When compared to a decision-support approach, prior authorization for imaging tests and services could translate into cost savings, a commentary in Diagnostic Imaging argues.
Through prior authorization, providers must receive permission before ordering tests, such as MRIs and CT scans. In June, the Medicare Payment Advisory Commission issued a report concluding that physicians should seek such approval for imaging tests to receive Medicare payments, according to The Hill, as a way to reduce unnecessary tests.
For instance, more than 200 hospitals use double CT scans on more than 30 percent of their Medicare outpatients when the U.S. average is 5.4 percent.
In addition to ensuring that patients receive treatment based on their individual histories and existing data, prior-authorization also can save an institution money based on the fact that providers are reimbursed for medically necessary, evidence-based services, Douglas Tardio, the commentary's author, says. Tardio is president and chief operating officer of specialty benefit management company, CareCore National.

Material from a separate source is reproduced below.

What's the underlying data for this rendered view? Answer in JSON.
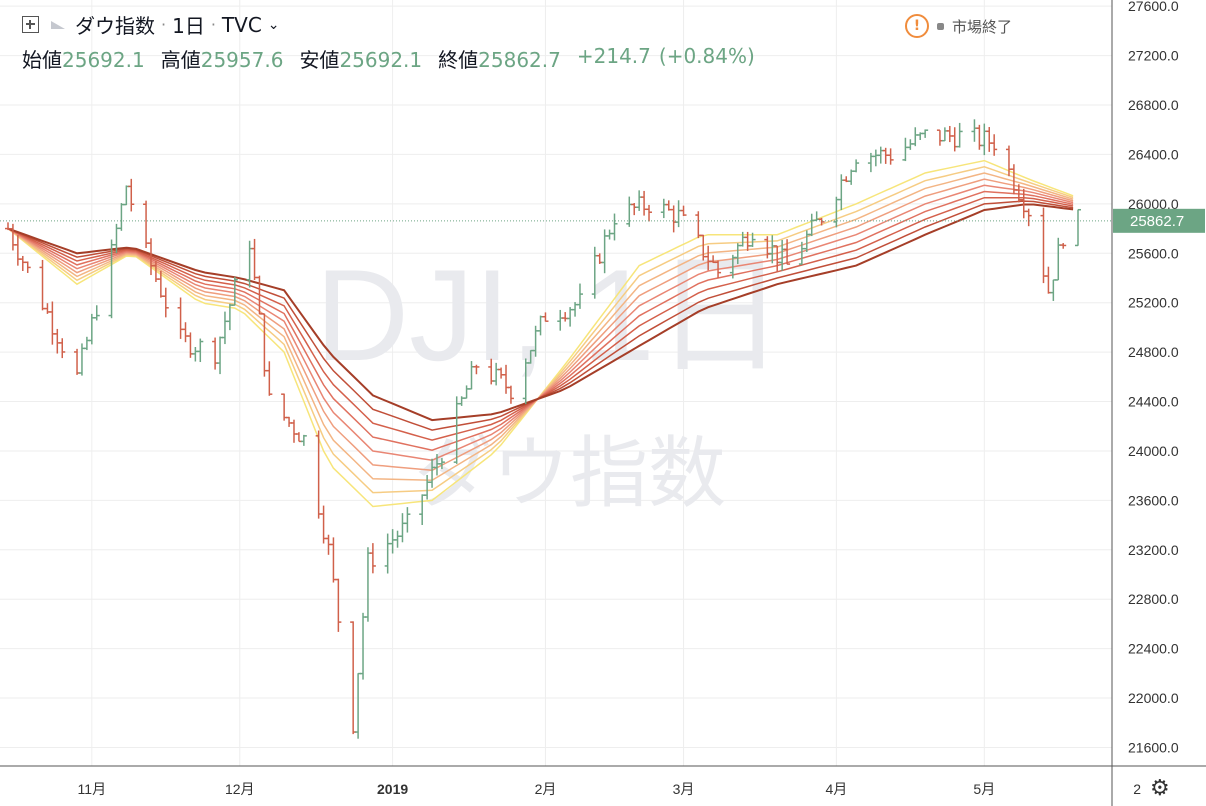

On average, radiology prior authorization reduces costs by more than $60 for each insured patient, that is, $60 million a year for a health plan, Tardio writes.
In 18 percent of cases, prior authorization results in different tests or treatments than with a decision-support approach, Tardio adds. Critics of prior authorization, however, argue that it is too time-consuming because providers must obtain authorization online or over the phone, which might affect patient care.